De acuerdo al estudio que presentó un medio, existen por lo menos 70 pueblos que utilizan el silbido como forma de comunicación alrededor del mundo. Los Hmong, una etnia que vive en las laderas de los Himalayas, usan los silbidos no sólo entre agricultores y cazadores, sino también como cortejo que generalmente inician los hombres.

Uno de los aspectos más interesantes del lenguaje silbado es el descubrimiento que se hizo a nivel cerebral. En 1878 el neurólogo británico John Hughlings Jackson, describió el hemisferio izquierdo como el centro de la facultad de expresión, es decir, el que se ocupa del lenguaje (habla, escritura, numeración, matemático, etc.).

Sin embargo, recientemente los estudios del neurocientífico Onur Gunturkun, de la Universidad Ruhr de Bochum, Alemania, demostraron que en el caso del lenguaje silbado, son los dos hemisferios los que se usan para descifrar el mensaje recibido.  

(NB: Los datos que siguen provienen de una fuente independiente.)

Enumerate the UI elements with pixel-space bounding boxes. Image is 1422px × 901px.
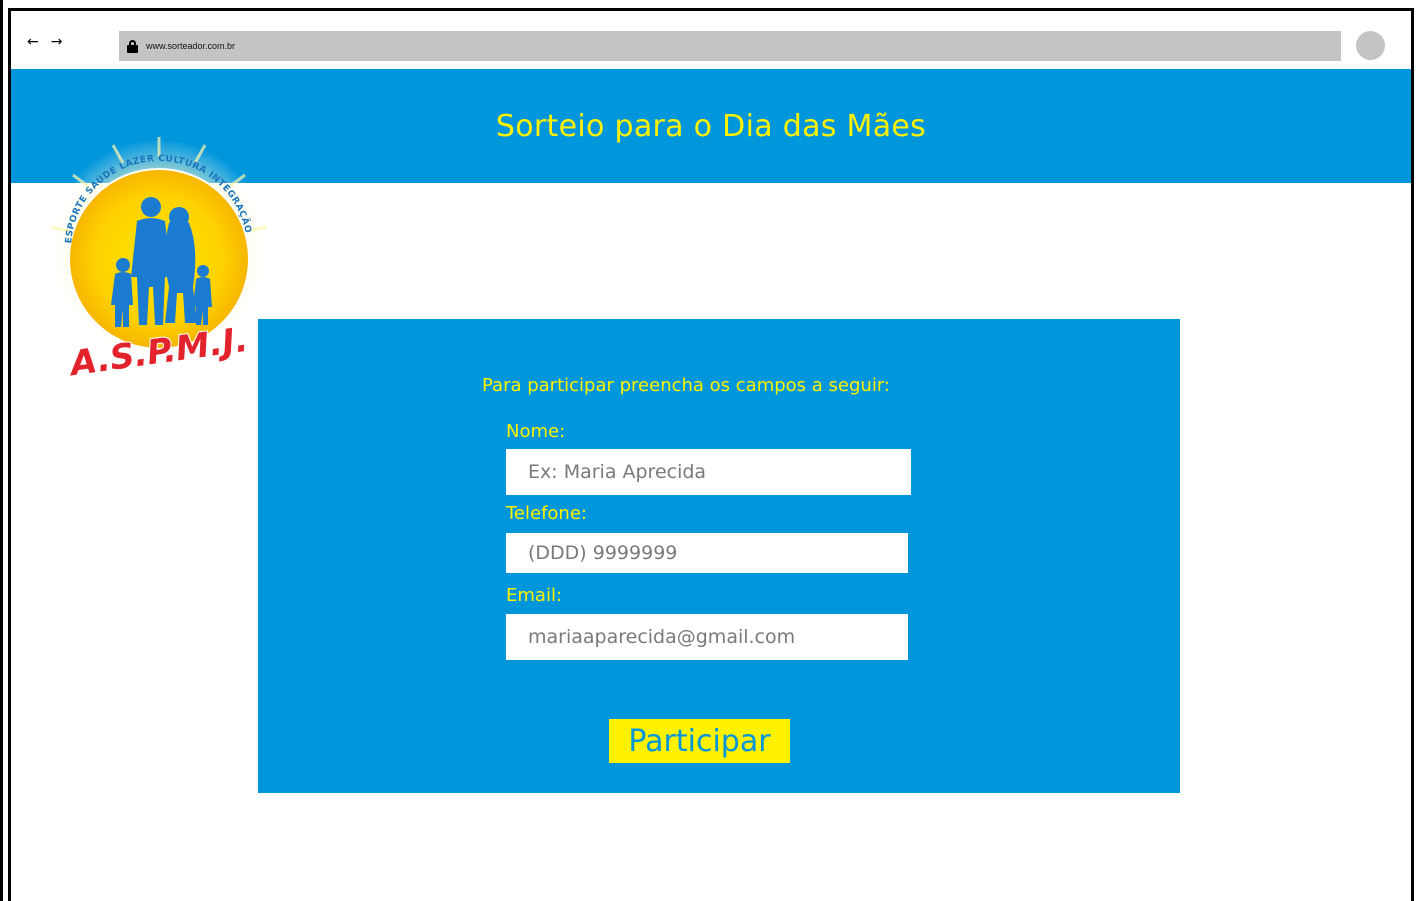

Esto acerca el silbado al lenguaje musical -donde también se ven implicados los dos hemisferios-, esa forma de comunicación universal y que ha acompañado al hombre desde los principios del tiempo. 

Si pudiéramos resaltar una coincidencia entre los grupos o comunidades que usan el lenguaje silbado -europeos, africanos, asiáticos, sudamericanos o americanos- es que lo han desarrollado para comunicarse al aire libre, con grandes distancias de por medio. 

El silbido, como forma cultural expresiva, presente en diversas regiones del planeta y que hoy en día lucha por no desaparecer, nos hace pensar si éste es el lenguaje idóneo para comunicarnos en las montañas. 

No por nada se cree que el origen del lenguaje silbado está estrechamente relacionado con la geografía de los lugares: en topografías excepcionalmente abruptas, regiones montañosas, entre nubes y grandes planicies, así como con las actividades más antiguas del hombre: la caza, la recolección y la agricultura.

Finalmente, con el lenguaje silbado se pueden establecer conversaciones de monte a monte; ahí donde el lenguaje verbal encuentra sus límites.